A variety of machines are employed in off-road tasks involving multiple and repetitive movements. As just one example, a wheel loader, moveable along the ground on wheels or tracks, may be used for excavating, and may include a backhoe mounted on the machine body for such purpose. The backhoe may be the only excavating implement on the machine body, or it may be one of a plurality of implements. For example, the wheel loader may include a backhoe mounted at one end, and a loader bucket mounted at the other end. Stabilizing struts may also be included to maintain the machine in place while an operator excavates dirt or sand with the backhoe, for example.
Since the excavating portion of a wheel loader machine is typically mounted at the rear of the machine, the operator may face the rear of the machine during an excavating operation. Controls for the moving and positioning the backhoe and/or the stabilizer struts may be located conveniently to the rear-facing direction, while controls for the front loader bucket, steering, engine throttle, and brake may be located more conveniently to the front-facing direction.
Modern machines including wheel loaders typically employ joystick-based control systems for achieving desired manipulation including precise positioning of various implements such as excavation buckets. Hydraulic systems may be included to operationally control physical movements of various boom and stabilizer parts. The machines may include dual control pods, each having a joystick disposed thereon, or alternatively may have joysticks disposed on armrests. The pods and/or armrests may be spaced apart on either side of the operator's workstation seat.

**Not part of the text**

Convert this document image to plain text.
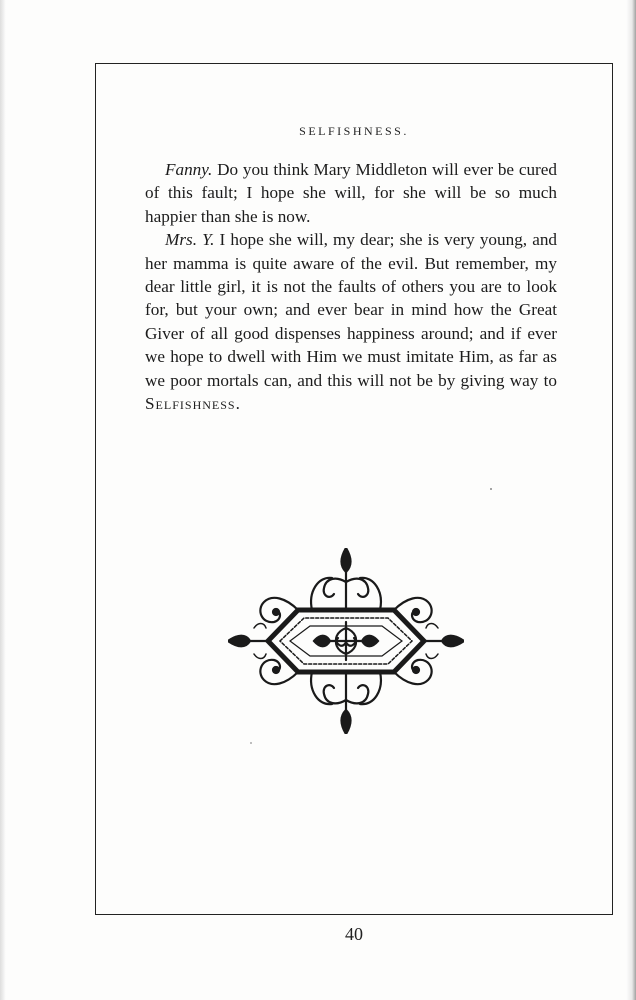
SELFISHNESS.

Fanny. Do you think Mary Middleton will ever be cured of this fault; I hope she will, for she will be so much happier than she is now.

Mrs. Y. I hope she will, my dear; she is very young, and her mamma is quite aware of the evil. But remember, my dear little girl, it is not the faults of others you are to look for, but your own; and ever bear in mind how the Great Giver of all good dispenses happiness around; and if ever we hope to dwell with Him we must imitate Him, as far as we poor mortals can, and this will not be by giving way to Selfishness.

40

Throughout the life of the machine, operators of different sizes and shapes may operate the controls. These operators may require multiple seating positions during a typical work cycle, obviously depending upon performance effectiveness and comfort of the operator. Alternately, many operators may use a variety of machines, each having a variety of interior dimensions and placements of implement control pods. As a result, consistently comfortable and ergonomic operating positions for each operator for all operating situations may be challenging to achieve. Further, because an operator may need to use both right hand and left hand control devices, and because the controls may be sensitive, the ergonomics of an operator's work environment may directly affect productivity as well as giving rise to safety concerns.

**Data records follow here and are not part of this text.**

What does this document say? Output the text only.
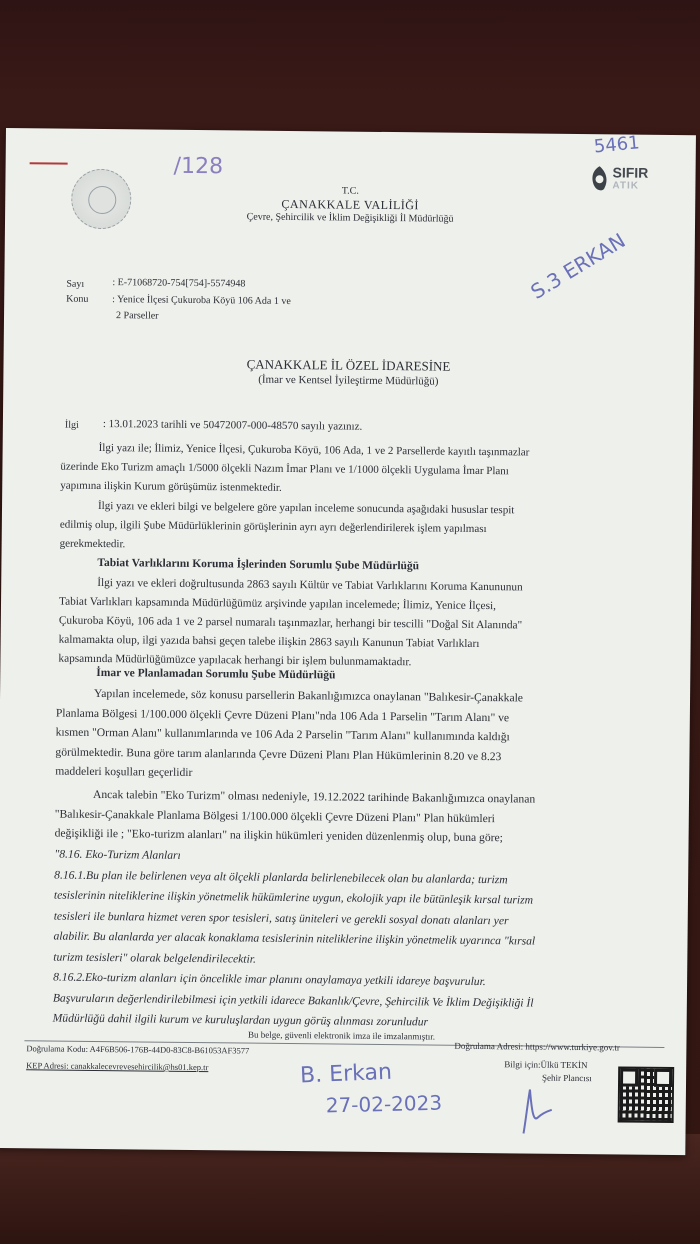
/128
5461
S.3 ERKAN
SIFIR
ATIK
T.C.
ÇANAKKALE VALİLİĞİ
Çevre, Şehircilik ve İklim Değişikliği İl Müdürlüğü
Sayı	: E-71068720-754[754]-5574948
Konu : Yenice İlçesi Çukuroba Köyü 106 Ada 1 ve
2 Parseller
ÇANAKKALE İL ÖZEL İDARESİNE
(İmar ve Kentsel İyileştirme Müdürlüğü)
İlgi : 13.01.2023 tarihli ve 50472007-000-48570 sayılı yazınız.
İlgi yazı ile; İlimiz, Yenice İlçesi, Çukuroba Köyü, 106 Ada, 1 ve 2 Parsellerde kayıtlı taşınmazlar
üzerinde Eko Turizm amaçlı 1/5000 ölçekli Nazım İmar Planı ve 1/1000 ölçekli Uygulama İmar Planı
yapımına ilişkin Kurum görüşümüz istenmektedir.
İlgi yazı ve ekleri bilgi ve belgelere göre yapılan inceleme sonucunda aşağıdaki hususlar tespit
edilmiş olup, ilgili Şube Müdürlüklerinin görüşlerinin ayrı ayrı değerlendirilerek işlem yapılması
gerekmektedir.
Tabiat Varlıklarını Koruma İşlerinden Sorumlu Şube Müdürlüğü
İlgi yazı ve ekleri doğrultusunda 2863 sayılı Kültür ve Tabiat Varlıklarını Koruma Kanununun
Tabiat Varlıkları kapsamında Müdürlüğümüz arşivinde yapılan incelemede; İlimiz, Yenice İlçesi,
Çukuroba Köyü, 106 ada 1 ve 2 parsel numaralı taşınmazlar, herhangi bir tescilli "Doğal Sit Alanında"
kalmamakta olup, ilgi yazıda bahsi geçen talebe ilişkin 2863 sayılı Kanunun Tabiat Varlıkları
kapsamında Müdürlüğümüzce yapılacak herhangi bir işlem bulunmamaktadır.
İmar ve Planlamadan Sorumlu Şube Müdürlüğü
Yapılan incelemede, söz konusu parsellerin Bakanlığımızca onaylanan "Balıkesir-Çanakkale
Planlama Bölgesi 1/100.000 ölçekli Çevre Düzeni Planı"nda 106 Ada 1 Parselin "Tarım Alanı" ve
kısmen "Orman Alanı" kullanımlarında ve 106 Ada 2 Parselin "Tarım Alanı" kullanımında kaldığı
görülmektedir. Buna göre tarım alanlarında Çevre Düzeni Planı Plan Hükümlerinin 8.20 ve 8.23
maddeleri koşulları geçerlidir
Ancak talebin "Eko Turizm" olması nedeniyle, 19.12.2022 tarihinde Bakanlığımızca onaylanan
"Balıkesir-Çanakkale Planlama Bölgesi 1/100.000 ölçekli Çevre Düzeni Planı" Plan hükümleri
değişikliği ile ; "Eko-turizm alanları" na ilişkin hükümleri yeniden düzenlenmiş olup, buna göre;
"8.16. Eko-Turizm Alanları
8.16.1.Bu plan ile belirlenen veya alt ölçekli planlarda belirlenebilecek olan bu alanlarda; turizm
tesislerinin niteliklerine ilişkin yönetmelik hükümlerine uygun, ekolojik yapı ile bütünleşik kırsal turizm
tesisleri ile bunlara hizmet veren spor tesisleri, satış üniteleri ve gerekli sosyal donatı alanları yer
alabilir. Bu alanlarda yer alacak konaklama tesislerinin niteliklerine ilişkin yönetmelik uyarınca "kırsal
turizm tesisleri" olarak belgelendirilecektir.
8.16.2.Eko-turizm alanları için öncelikle imar planını onaylamaya yetkili idareye başvurulur.
Başvuruların değerlendirilebilmesi için yetkili idarece Bakanlık/Çevre, Şehircilik Ve İklim Değişikliği İl
Müdürlüğü dahil ilgili kurum ve kuruluşlardan uygun görüş alınması zorunludur
Bu belge, güvenli elektronik imza ile imzalanmıştır.
Doğrulama Kodu: A4F6B506-176B-44D0-83C8-B61053AF3577	Doğrulama Adresi: https://www.turkiye.gov.tr
KEP Adresi: canakkalecevrevesehircilik@hs01.kep.tr	Bilgi için:Ülkü TEKİN
Şehir Plancısı
B. Erkan
27-02-2023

Accordingly, there is a perceived need for control devices that are more fully adjustable than those currently available. For example, U.S. Pat. No. 6,276,749 discloses a mechanism for adjusting the control console of a work vehicle. However, the mechanism employs a four-bar linkage which, although providing motion within a single plane, does not accommodate linear motion. To the extent that its movements are along only curved paths, the mechanism offers limited utility.
An improved control pod structure may increase productivity of operators using a variety of machines and/or may alleviate need to adjust positions of an operator's seat multiple times during a work cycle.